Seizure: EEG and clozapine blood levels [3]

Clinical monitoring: Monitor for clinical improvement in patients at each visit. The Clinical Global Impression–Schizophrenia (CGI–SCH) scale can assess the treatment response in patients with schizophrenia.[30]


The reported mortality rate of clozapine intoxication is approximately 12%.[31] A 36-year-old man experienced rhabdomyolysis following an overdose of clozapine 125 mg tablets. After 5 days, the patient was discharged from the hospital when the creatinine kinase levels returned within normal range. Monitor creatinine kinase levels to diagnose possible rhabdomyolysis.[32] Another acute overdose in a 60-year-old man reported venous thromboembolism and pulmonary embolism; therefore, it is essential to monitor patients initiated on clozapine who may be at an increased risk of thromboembolic events.[33]
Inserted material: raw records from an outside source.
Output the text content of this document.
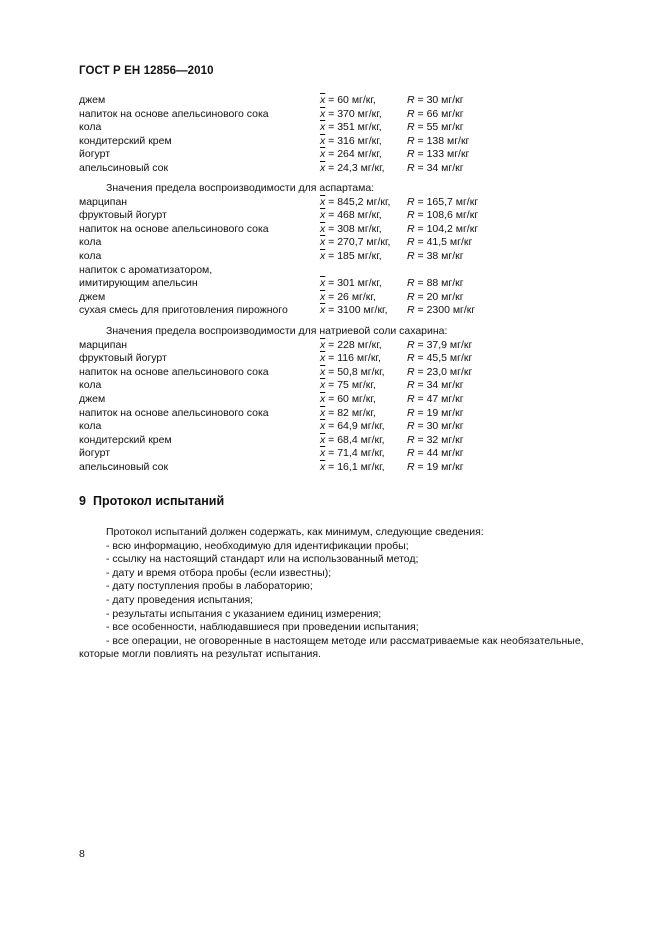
ГОСТ Р ЕН 12856—2010
джем	$\overline{x} = 60$ мг/кг,	R = 30 мг/кг
напиток на основе апельсинового сока	$\overline{x} = 370$ мг/кг, R = 66 мг/кг
кола	$\overline{x} = 351$ мг/кг, R = 55 мг/кг
кондитерский крем	$\overline{x} = 316$ мг/кг, R = 138 мг/кг
йогурт	$\overline{x} = 264$ мг/кг, R = 133 мг/кг
апельсиновый сок	$\overline{x} = 24,3$ мг/кг, R = 34 мг/кг
Значения предела воспроизводимости для аспартама:
марципан	$\overline{x} = 845,2$ мг/кг, R = 165,7 мг/кг
фруктовый йогурт	$\overline{x} = 468$ мг/кг, R = 108,6 мг/кг
напиток на основе апельсинового сока	$\overline{x} = 308$ мг/кг, R = 104,2 мг/кг
кола	$\overline{x} = 270,7$ мг/кг, R = 41,5 мг/кг
кола	$\overline{x} = 185$ мг/кг, R = 38 мг/кг
напиток с ароматизатором,
имитирующим апельсин	$\overline{x} = 301$ мг/кг, R = 88 мг/кг
джем	$\overline{x} = 26$ мг/кг,	R = 20 мг/кг
сухая смесь для приготовления пирожного	$\overline{x} = 3100$ мг/кг, R = 2300 мг/кг
Значения предела воспроизводимости для натриевой соли сахарина:
марципан	$\overline{x} = 228$ мг/кг, R = 37,9 мг/кг
фруктовый йогурт	$\overline{x} = 116$ мг/кг, R = 45,5 мг/кг
напиток на основе апельсинового сока	$\overline{x} = 50,8$ мг/кг, R = 23,0 мг/кг
кола	$\overline{x} = 75$ мг/кг,	R = 34 мг/кг
джем	$\overline{x} = 60$ мг/кг,	R = 47 мг/кг
напиток на основе апельсинового сока	$\overline{x} = 82$ мг/кг,	R = 19 мг/кг
кола	$\overline{x} = 64,9$ мг/кг, R = 30 мг/кг
кондитерский крем	$\overline{x} = 68,4$ мг/кг, R = 32 мг/кг
йогурт	$\overline{x} = 71,4$ мг/кг, R = 44 мг/кг
апельсиновый сок	$\overline{x} = 16,1$ мг/кг, R = 19 мг/кг
9 Протокол испытаний
Протокол испытаний должен содержать, как минимум, следующие сведения:
- всю информацию, необходимую для идентификации пробы;
- ссылку на настоящий стандарт или на использованный метод;
- дату и время отбора пробы (если известны);
- дату поступления пробы в лабораторию;
- дату проведения испытания;
- результаты испытания с указанием единиц измерения;
- все особенности, наблюдавшиеся при проведении испытания;
- все операции, не оговоренные в настоящем методе или рассматриваемые как необязательные,
которые могли повлиять на результат испытания.
8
The common adverse events associated with clozapine overdose are hypersalivation, tachycardia, hypotension, sedation, delirium, coma, respiratory depression, or failure. There are few reports of cardiac arrhythmias, aspiration pneumonia, and seizure. Fatality is reported at doses above 2500 mg; however, some patients recovered after ingesting 4000 mg of clozapine.


There is a lack of a specific antidote to an overdose of clozapine. Monitor and maintain an airway, ventilation, cardiac status, and vital signs, and provide symptomatic and supportive measures. Consider the possibility of multiple-drug overdose and contact the Poison Control Center to report and get information on additional management (1-800-222-1222).

Enhancing Healthcare Team Outcomes

Clozapine, due to its many lethal adverse reactions, has become a drug that many clinicians are afraid to prescribe due to fear of patient safety. Psychiatrists prescribe clozapine in supervised settings to patients with a risk of suicide. Nursing staff should monitor the patients for compliance. Pharmacists should perform thorough medication reconciliation and report adverse effects to clinicians. One of the most significant concerns for clozapine is the adverse effect of agranulocytosis, which requires cessation of therapy and hematology consultation. Serious infection resulting from agranulocytosis may require infectious disease consultation. Cardiologist input is crucial for myocarditis. Clozapine poisoning requires rapid stabilization by the critical care team and consultation medical toxicologist.

The FDA has mandated a national registry to monitor weekly white blood cell count levels for anyone prescribed clozapine. There are many limitations to clozapine use, described in a systematic review looking at barriers to its use. Barriers described in the study are the patient, the clinician, and health-system-related barriers. Patient barriers encompass noncompliance with weekly blood draws, intolerance to clozapine adverse effects, and the management complexities associated with multiple prescribed drugs.

From the clinician's standpoint, barriers encompass inadequate experience and knowledge in prescribing clozapine, fear of side effects, non-adherence to guidelines, the necessity for intense monitoring, and perceptions of patient non-compliance; systemic issues involve insufficient resources like staffing and nurses, a shortage of beds, and service fragmentation. Addressing these challenges requires the implementation of point-of-care devices, educational interventions for both clinicians and patients, and shared decision-making, with the effectiveness of these solutions necessitating evaluation through controlled study designs.[34] A collaborative healthcare team comprising clinicians, including psychiatric specialists and pharmacists, employing open communication, shared patient data, and collaborative treatment strategies, has the potential to enhance therapeutic efficacy and optimize treatment outcomes associated with clozapine therapy.